My colleague alerted me to this recent judgment in Singapore of a man accused of drug trafficking. It made me think and wonder quite how we conceptualise, construct and then attribute culpability.
In many sense, our laws tries its best to identify evidence disinguishing intention from the outcome when it comes to crimes. This is why there is a difference between murder and manslaughter. So there is some kind of penalty both in terms of intent and outcome; and they compound.
Now the point is that intention is hard to tell; if a person fails to achieve an outcome, it is not always easy to be able to demonstrate his intentions. On the other hand, it can be hard to think that an outcome wasn’t driven by some kind of intent. And there is the intent that is long-developed and the one that emerges on the fly. They are all different.

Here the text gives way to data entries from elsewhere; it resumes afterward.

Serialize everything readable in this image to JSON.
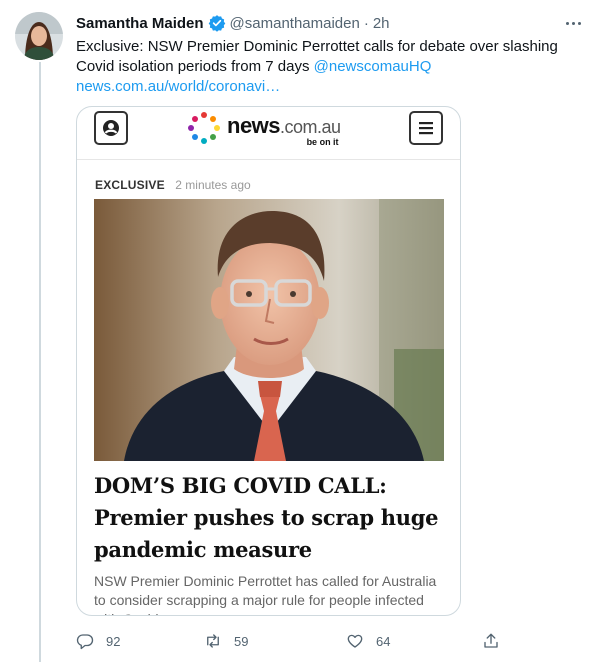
{
  "tweet": {
    "author_name": "Samantha Maiden",
    "handle": "@samanthamaiden",
    "separator": "·",
    "time": "2h",
    "text": "Exclusive: NSW Premier Dominic Perrottet calls for debate over slashing Covid isolation periods from 7 days",
    "mention": "@newscomauHQ",
    "link": "news.com.au/world/coronavi…"
  },
  "card": {
    "logo_news": "news",
    "logo_domain": ".com.au",
    "logo_tagline": "be on it",
    "tag_label": "EXCLUSIVE",
    "tag_time": "2 minutes ago",
    "headline": "DOM’S BIG COVID CALL: Premier pushes to scrap huge pandemic measure",
    "summary": "NSW Premier Dominic Perrottet has called for Australia to consider scrapping a major rule for people infected with Covid"
  },
  "actions": {
    "reply_count": "92",
    "retweet_count": "59",
    "like_count": "64"
  },
  "colors": {
    "accent": "#1d9bf0",
    "text": "#0f1419",
    "muted": "#536471"
  },
  "icons": [
    "verified-badge-icon",
    "more-icon",
    "account-icon",
    "menu-icon",
    "reply-icon",
    "retweet-icon",
    "like-icon",
    "share-icon"
  ]
}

So to what extent do we take responsibility? When we consume electricity from the grid, are we responsible for the emissions that were produced in generating the power? What if we tried to switch to green electricity but the solar panels aren’t generating so we are consuming from the grid? Who should be responsible of making sure supply chains are free of corruption and exploitation? Is the ability to shoulder responsibility based on financial capacity? Knowledge? Or other resources?
At the end of the day, if we managed to reduce our carbon footprint to zero as individuals and yet our fellow man continues to emit and eventually climate changes and affects all of us, are we being held culpable for a crime we didn’t commit and an outcome we did not intend?